The Dublin playwright, journalist and teacher Aodhán Madden, who has died aged 67, wrote award-winning plays for the stage as well as radio plays, a screenplay, a short story collection, a poetry collection and a memoir entitled Fear and Loathing in Dublin.
In a review of the latter, a former colleague at the Evening Press, John Boland, described Madden as intriguing and possessed of diverse talents. He also commended him for addressing his sexual and psychological problems so frankly in the memoir.
Madden was born on Dublin’s North Circular Road, the third youngest of seven children. His father, Jim, from Old Cabra Road, was a building contractor and his mother, Tess Geaney, from Nenagh, a homemaker. His father had to leave school early because of his own father’s death and he was a voracious reader who imbued his children with a love of books.
Madden attended both primary and secondary school at CBS North Brunswick Street and went on to study journalism at the College of Commerce in Rathmines.
Vanished Dublin
Much of the Dublin he grew up in, which he described in an interview in 2009, no longer exists. The Phoenix Park, with Dublin Zoo, was at the back of their house.
“We grew up listening to the lions roaring for their dinner at four and the sounds of the monkeys. Wednesday was the day of the cattle mart and every week the cattle would go down the North Circular Road. We used to go to the doctors who lived in elegant houses opposite the cattle mart, but when you’d come out, you’d be walking in cow dung.”
He got a position in the Evening Press, where he worked as a sub-editor. There he began to drink heavily. "Drink was part of the scene. You went drinking after work and if you wanted to socialise with your colleagues, you went to the pub." Depression contributed to his problems, as did his homosexuality, which he found difficult to admit to himself.
Father’s care
During his descent into alcoholism his father patiently looked after him. “He made my meals, cleaned up after me, visited me in hospital and tore up the suicide notes I had hidden about the house. And he never complained,” he wrote.

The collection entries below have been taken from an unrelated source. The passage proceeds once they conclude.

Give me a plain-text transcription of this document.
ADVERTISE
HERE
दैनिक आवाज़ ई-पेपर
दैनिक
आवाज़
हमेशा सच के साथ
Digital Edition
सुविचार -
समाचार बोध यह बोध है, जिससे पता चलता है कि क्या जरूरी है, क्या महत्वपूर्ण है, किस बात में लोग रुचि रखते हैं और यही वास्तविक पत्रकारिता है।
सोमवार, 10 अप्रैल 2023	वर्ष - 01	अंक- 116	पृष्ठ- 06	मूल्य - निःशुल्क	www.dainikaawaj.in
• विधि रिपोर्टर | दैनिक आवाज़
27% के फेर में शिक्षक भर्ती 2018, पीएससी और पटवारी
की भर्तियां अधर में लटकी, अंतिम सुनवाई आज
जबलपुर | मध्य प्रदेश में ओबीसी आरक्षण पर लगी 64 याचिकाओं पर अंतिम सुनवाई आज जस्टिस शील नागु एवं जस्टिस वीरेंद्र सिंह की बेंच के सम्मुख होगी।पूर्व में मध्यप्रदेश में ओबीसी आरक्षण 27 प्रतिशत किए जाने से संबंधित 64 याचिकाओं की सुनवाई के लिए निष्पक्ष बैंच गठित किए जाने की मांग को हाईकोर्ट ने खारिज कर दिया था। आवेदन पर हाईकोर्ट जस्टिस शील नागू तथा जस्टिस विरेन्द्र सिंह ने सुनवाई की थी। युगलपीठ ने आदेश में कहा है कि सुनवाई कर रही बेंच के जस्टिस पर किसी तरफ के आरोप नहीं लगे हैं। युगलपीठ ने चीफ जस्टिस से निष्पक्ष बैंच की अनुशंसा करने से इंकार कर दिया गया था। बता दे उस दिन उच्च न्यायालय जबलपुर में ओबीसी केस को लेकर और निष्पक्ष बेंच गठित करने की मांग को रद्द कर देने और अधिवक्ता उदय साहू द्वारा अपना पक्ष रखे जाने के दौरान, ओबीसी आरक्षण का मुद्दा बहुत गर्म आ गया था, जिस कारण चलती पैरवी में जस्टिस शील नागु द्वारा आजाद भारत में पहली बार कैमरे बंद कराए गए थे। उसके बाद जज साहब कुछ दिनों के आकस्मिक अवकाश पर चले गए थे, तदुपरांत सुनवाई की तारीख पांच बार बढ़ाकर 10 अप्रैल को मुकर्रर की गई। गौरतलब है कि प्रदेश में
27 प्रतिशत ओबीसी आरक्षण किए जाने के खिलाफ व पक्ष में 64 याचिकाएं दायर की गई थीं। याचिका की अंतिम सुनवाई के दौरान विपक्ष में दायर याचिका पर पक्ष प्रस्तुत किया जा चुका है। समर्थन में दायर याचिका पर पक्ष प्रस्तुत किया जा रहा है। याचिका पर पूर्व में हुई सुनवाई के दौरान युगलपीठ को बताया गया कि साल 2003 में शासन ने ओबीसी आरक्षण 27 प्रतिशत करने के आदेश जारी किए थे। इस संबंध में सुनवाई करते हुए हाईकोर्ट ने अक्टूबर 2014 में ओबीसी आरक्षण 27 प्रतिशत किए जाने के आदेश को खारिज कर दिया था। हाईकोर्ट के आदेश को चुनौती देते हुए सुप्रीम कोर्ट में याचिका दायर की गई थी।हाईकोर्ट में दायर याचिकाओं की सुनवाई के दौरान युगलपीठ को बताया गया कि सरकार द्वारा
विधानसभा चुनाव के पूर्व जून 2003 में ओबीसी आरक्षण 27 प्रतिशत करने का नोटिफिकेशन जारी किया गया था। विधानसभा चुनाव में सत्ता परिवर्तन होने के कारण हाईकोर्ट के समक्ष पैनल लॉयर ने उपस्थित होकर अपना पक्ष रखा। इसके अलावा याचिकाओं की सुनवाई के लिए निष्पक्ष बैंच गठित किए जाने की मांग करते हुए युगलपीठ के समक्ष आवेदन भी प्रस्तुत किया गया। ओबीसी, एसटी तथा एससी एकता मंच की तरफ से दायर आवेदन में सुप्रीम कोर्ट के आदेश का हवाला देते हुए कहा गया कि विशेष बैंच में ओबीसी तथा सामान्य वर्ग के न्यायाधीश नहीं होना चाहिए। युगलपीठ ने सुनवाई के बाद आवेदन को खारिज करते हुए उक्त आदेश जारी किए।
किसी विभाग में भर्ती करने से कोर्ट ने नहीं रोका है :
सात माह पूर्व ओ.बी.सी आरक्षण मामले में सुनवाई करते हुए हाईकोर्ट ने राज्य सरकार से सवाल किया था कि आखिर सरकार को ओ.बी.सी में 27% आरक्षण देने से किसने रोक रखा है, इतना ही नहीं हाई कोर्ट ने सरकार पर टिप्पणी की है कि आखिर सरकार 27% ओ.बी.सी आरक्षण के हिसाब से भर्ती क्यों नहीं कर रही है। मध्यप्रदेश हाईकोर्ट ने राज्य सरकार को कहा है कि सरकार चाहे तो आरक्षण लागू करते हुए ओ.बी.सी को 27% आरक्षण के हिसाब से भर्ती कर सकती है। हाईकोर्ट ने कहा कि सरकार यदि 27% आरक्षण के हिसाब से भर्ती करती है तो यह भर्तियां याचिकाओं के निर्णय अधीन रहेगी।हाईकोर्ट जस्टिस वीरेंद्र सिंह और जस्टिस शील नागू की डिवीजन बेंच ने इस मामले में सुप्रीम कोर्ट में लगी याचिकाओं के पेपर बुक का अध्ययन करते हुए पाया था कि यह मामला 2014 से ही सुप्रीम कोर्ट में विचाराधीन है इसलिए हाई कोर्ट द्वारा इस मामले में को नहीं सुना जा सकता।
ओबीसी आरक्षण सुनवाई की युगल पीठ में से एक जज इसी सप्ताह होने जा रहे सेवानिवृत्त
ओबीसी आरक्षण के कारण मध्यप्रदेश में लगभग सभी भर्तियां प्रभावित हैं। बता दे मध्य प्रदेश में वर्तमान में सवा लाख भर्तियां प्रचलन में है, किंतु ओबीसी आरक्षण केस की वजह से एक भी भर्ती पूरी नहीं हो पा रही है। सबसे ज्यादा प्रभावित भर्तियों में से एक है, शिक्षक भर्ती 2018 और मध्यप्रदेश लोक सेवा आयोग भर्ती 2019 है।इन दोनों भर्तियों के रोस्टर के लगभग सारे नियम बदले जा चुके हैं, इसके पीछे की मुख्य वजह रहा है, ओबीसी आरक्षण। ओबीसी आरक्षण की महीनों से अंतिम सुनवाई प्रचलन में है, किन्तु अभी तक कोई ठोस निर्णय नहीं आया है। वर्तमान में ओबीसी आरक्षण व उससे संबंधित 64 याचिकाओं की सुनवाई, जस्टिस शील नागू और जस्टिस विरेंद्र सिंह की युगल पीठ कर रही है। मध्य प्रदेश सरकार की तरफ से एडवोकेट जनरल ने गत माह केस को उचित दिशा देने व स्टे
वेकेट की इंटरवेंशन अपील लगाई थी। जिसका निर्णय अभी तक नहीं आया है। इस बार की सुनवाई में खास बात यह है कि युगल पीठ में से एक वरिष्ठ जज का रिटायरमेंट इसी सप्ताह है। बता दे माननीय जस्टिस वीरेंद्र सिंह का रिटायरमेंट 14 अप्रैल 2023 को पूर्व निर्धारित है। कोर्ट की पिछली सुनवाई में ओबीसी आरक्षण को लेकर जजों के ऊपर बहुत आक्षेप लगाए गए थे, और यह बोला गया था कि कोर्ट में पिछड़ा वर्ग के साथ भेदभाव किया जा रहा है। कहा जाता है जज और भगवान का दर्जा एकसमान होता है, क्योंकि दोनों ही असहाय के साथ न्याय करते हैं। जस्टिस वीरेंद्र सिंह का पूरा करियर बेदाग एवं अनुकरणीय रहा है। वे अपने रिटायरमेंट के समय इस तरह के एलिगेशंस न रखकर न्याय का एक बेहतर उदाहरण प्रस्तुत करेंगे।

After a decade in and out of St Patrick's Hospital, he conquered his addiction and turned to creative writing. His first play, The Midnight Door, was performed at the Peacock in 1983 and nine further plays followed in the 1980s and 1990s. He won the OZ Whitehead Award for Remember Mauritania (1984) and Private Death of a Queen (1985). Dosshouse Waltz won Dublin Theatre Festival Best Play in 1985.
A reviewer of his Fear and Loathing in Dublin (2009) wrote: "As a record of the intransigent prejudice towards the gay community, which prevailed in the Dublin of the 1970s and 1980s, this memoir gives voice to the concerns of a long-suffering minority."
Aodhán Madden is survived by his sisters Carmel O’Sullivan and Sheelagh Staunton and by his brothers James and Paddy.